Summary
Consumer wearable data from different devices cannot be treated as interchangeable, yet the specific failure modes are poorly characterized for long-term, multi-device use. Using an N-of-1 longitudinal dataset spanning 2,443 days (Garmin Fenix), 819 days (Oura Ring Gen 3), 240 days (Whoop 4.0), and 284 days (TwinMe Watch), this preprint quantifies inter-device agreement, not clinical accuracy, across six metric categories: resting heart rate, heart rate variability, sleep, steps, respiratory rate, and SpO2.

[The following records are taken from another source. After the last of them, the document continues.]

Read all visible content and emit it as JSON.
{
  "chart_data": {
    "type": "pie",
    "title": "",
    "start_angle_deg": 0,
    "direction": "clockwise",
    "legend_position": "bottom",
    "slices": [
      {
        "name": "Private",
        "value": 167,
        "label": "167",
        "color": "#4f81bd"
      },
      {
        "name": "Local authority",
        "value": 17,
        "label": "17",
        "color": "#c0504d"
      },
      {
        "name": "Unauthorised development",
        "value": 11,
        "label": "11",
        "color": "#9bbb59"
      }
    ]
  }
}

Agreement varies systematically by metric: sleep duration (CCC = 0.643) is more consistent than HRV (0.362), respiratory rate (0.315), and SpO2 (-0.016). Garmin-Oura resting heart rate agreement is poor (CCC = 0.106 raw), driven by scale mismatch rather than location bias, and day-to-day directional agreement is near zero, meaning two devices can disagree about whether your RHR went up or down. A Ridge Regression harmonization layer raises Whoop to Garmin RHR agreement from CCC = 0.190 to 0.768 on aggregated out-of-sample predictions, though per-fold performance is highly variable.
Why it matters
Identical metric labels across wearables do not guarantee comparable constructs. For any system that fuses signals from multiple devices over time, including a virtual twin, this provides a reproducible methodological foundation and a clear warning: cross-ecosystem integration generally requires device-specific recalibration.
Authors
Pierrick Hauguel, Louis-Philippe Noel, Nicolas Anctil. All authors are affiliated with BioTwin Inc.
Important: This article may discuss BioTwin research, medical vision, regulated clinical pathways, or TwinMe wellness education. TwinMe wellness outputs are not medical or laboratory tests. BioTwin clinical outputs are available only where authorized and through licensed healthcare professionals.